Overall, 75 percent of perpetrators are parents, with 60 percent being a father or father figure, said Dr. Mark Dias, a pediatric neurosurgeon at Penn State Milton S. Hershey Medical Center who has led the state in education and prevention of shaken baby syndrome.
Abusive head trauma, as Dias calls it, happens when violent shaking of a baby or young child takes place, causing the child’s head to whip around in a rotational manner, with or without impact, and blood vessels in the brain and eyes to rip and bleed.
“I think [shaking a baby] can potentially happen to anybody, but there is a wide variety of thresholds of people’s abilities to hear a baby cry,” Dias said. “If you fly off the handle more easily, you may be more prone to shake your baby. Parents should have a conversation, recognizing whether either one is prone to anger problems.”
David Raymond is in federal prison in Michigan, serving a 12½- to 25-year sentence, Amy said. She is planning to protest any release short of his full sentence.
“Do I hate him? No, but I hate what he did. If I hold hate against him, I can’t move on,” said Amy, who said she knows she must be strong for her daughter, Emily, now 7, and her older son, Matt, 17.

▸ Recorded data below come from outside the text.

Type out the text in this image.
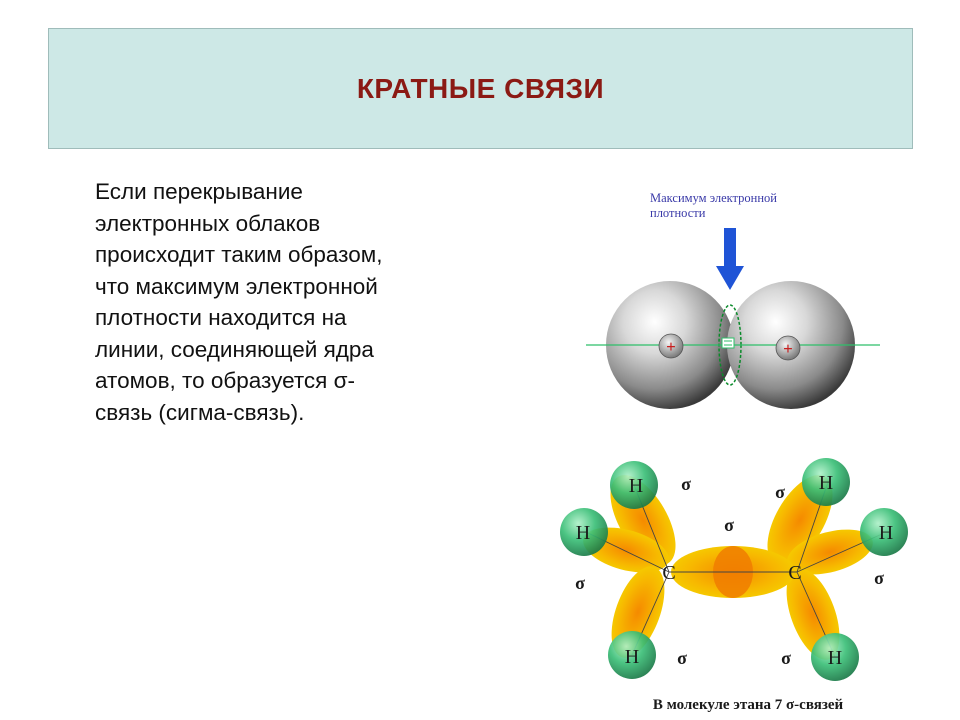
КРАТНЫЕ СВЯЗИ
Если перекрывание
электронных облаков
происходит таким образом,
что максимум электронной
плотности находится на
линии, соединяющей ядра
атомов, то образуется σ-
связь (сигма-связь).
Максимум электронной
плотности
+	+
H
H
H
H
H
H
C	C
σ	σ
σ
σ	σ
σ	σ
В молекуле этана 7 σ-связей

Amy credits her close-knit family with giving her the support she needed to get through the tragedy.
Six months after Amy’s tragedy, Ort and his wife began wondering what they could do to prevent this from happening to another family. “Starting a foundation was our answer,” he said.

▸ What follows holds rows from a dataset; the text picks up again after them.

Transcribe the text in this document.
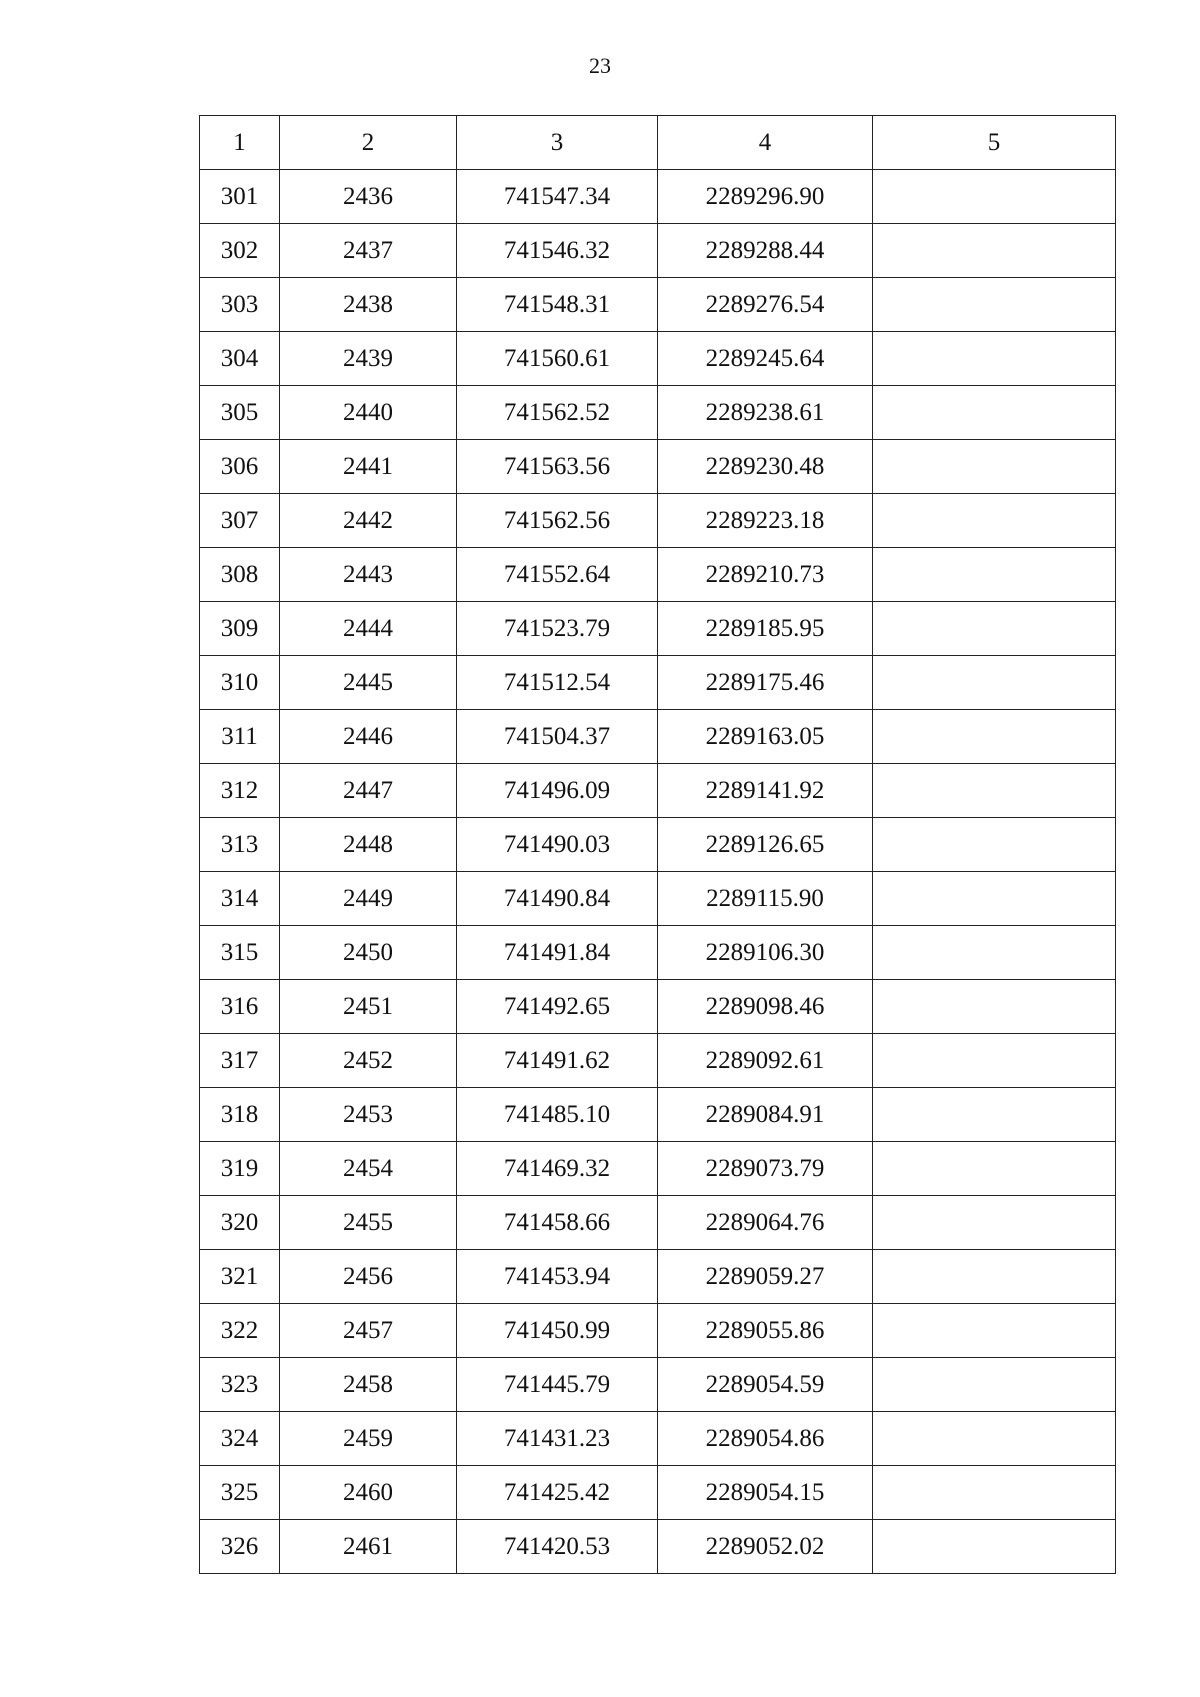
23
1	2	3	4	5
301	2436	741547.34	2289296.90	
302	2437	741546.32	2289288.44	
303	2438	741548.31	2289276.54	
304	2439	741560.61	2289245.64	
305	2440	741562.52	2289238.61	
306	2441	741563.56	2289230.48	
307	2442	741562.56	2289223.18	
308	2443	741552.64	2289210.73	
309	2444	741523.79	2289185.95	
310	2445	741512.54	2289175.46	
311	2446	741504.37	2289163.05	
312	2447	741496.09	2289141.92	
313	2448	741490.03	2289126.65	
314	2449	741490.84	2289115.90	
315	2450	741491.84	2289106.30	
316	2451	741492.65	2289098.46	
317	2452	741491.62	2289092.61	
318	2453	741485.10	2289084.91	
319	2454	741469.32	2289073.79	
320	2455	741458.66	2289064.76	
321	2456	741453.94	2289059.27	
322	2457	741450.99	2289055.86	
323	2458	741445.79	2289054.59	
324	2459	741431.23	2289054.86	
325	2460	741425.42	2289054.15	
326	2461	741420.53	2289052.02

Bonnie Bowers, 66, is president of the Miranda Joy Foundation, which is dedicated to educating the public on shaken baby syndrome, child abuse and domestic violence.
“I want people to always remember Miranda and to know what shaking can do to a baby, to a mother, to a whole family. There’s always something else you can do. Hand the baby off, pick up the phone, put the baby in a crib and just walk away,” said Bowers, who spends hours on the Internet daily, corresponding with people all over the world whose families have been touched by shaken baby syndrome.

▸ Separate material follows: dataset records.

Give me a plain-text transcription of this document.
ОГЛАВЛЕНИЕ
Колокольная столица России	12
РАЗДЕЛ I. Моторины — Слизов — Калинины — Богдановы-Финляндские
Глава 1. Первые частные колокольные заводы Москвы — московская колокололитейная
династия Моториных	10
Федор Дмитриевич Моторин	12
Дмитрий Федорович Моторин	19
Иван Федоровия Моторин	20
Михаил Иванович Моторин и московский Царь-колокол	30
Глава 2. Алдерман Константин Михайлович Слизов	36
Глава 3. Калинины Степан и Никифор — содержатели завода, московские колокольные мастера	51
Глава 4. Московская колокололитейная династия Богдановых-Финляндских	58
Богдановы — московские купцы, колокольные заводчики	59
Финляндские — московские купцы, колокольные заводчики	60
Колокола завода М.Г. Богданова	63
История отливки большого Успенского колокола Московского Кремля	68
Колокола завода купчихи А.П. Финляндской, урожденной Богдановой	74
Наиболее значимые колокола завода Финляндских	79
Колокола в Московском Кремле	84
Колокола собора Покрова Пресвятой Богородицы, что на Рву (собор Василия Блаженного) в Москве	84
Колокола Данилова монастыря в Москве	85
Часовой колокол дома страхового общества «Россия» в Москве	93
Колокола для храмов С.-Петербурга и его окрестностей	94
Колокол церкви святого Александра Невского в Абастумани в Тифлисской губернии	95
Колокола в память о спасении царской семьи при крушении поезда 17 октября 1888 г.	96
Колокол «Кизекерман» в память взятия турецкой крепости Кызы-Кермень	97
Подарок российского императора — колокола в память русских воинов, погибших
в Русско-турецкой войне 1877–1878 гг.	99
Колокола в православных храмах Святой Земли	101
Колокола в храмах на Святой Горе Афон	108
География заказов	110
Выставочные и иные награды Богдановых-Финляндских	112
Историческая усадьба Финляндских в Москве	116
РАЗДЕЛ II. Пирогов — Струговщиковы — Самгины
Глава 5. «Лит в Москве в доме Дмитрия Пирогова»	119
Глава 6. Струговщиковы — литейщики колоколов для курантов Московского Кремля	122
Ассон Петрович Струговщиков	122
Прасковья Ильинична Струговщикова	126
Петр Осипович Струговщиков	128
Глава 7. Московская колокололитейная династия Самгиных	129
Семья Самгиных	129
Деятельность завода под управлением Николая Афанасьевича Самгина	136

The Miranda Joy Foundation does several fundraisers each year to raise money for educational materials used at community presentations on shaken baby syndrome. Recently, Bowers purchased a doll — with the fragile, wobbly head that infants have — from the National Center on Shaken Baby Syndrome to demonstrate what happens to a baby’s head when shaken.
“No one gets up in the morning and says, ‘I think I’ll shake my baby today.’ A lot of people don’t realize how frustrating a crying baby can be,” Bowers said. “People need to think about whether they have anger management problems so they are aware they might have a problem if their baby cries.”
Amy Raymond, who has never before spoken in detail about the circumstances of Miranda’s death because it’s still so painful, said she knows prevention will come only from awareness.
“It was like something changed in David after this happened; he wasn’t the husband or father I knew. In the courtroom, he said nothing — not even ‘I’m sorry.’ I’ve never heard that from him,” she said. “It was hell, and it’s still hell. It took me a long time to get through a day without crying.
“If I can help just one family by talking, it’s worth the pain of reliving it.”
Education is the key to prevention
Symptoms of shaken baby syndrome
Extreme irritability or other changes in behavior
Lethargy, sleepiness, not smiling
Loss of consciousness
Loss of vision
Pale or bluish skin
Poor feeding, lack of appetite
Shaken baby syndrome is preventable. Here’s how:
Never shake a baby or child in play or in anger. Even gentle shaking can become violent shaking when you are angry.
Do not hold your baby during an argument.
If you find yourself becoming annoyed or angry with your baby, put him in the crib and leave the room.
Call a friend or relative to come and stay with the child if you feel out of control.
Contact a local crisis hotline or child abuse hotline for help and guidance.
Seek the help of a counselor and attend parenting classes.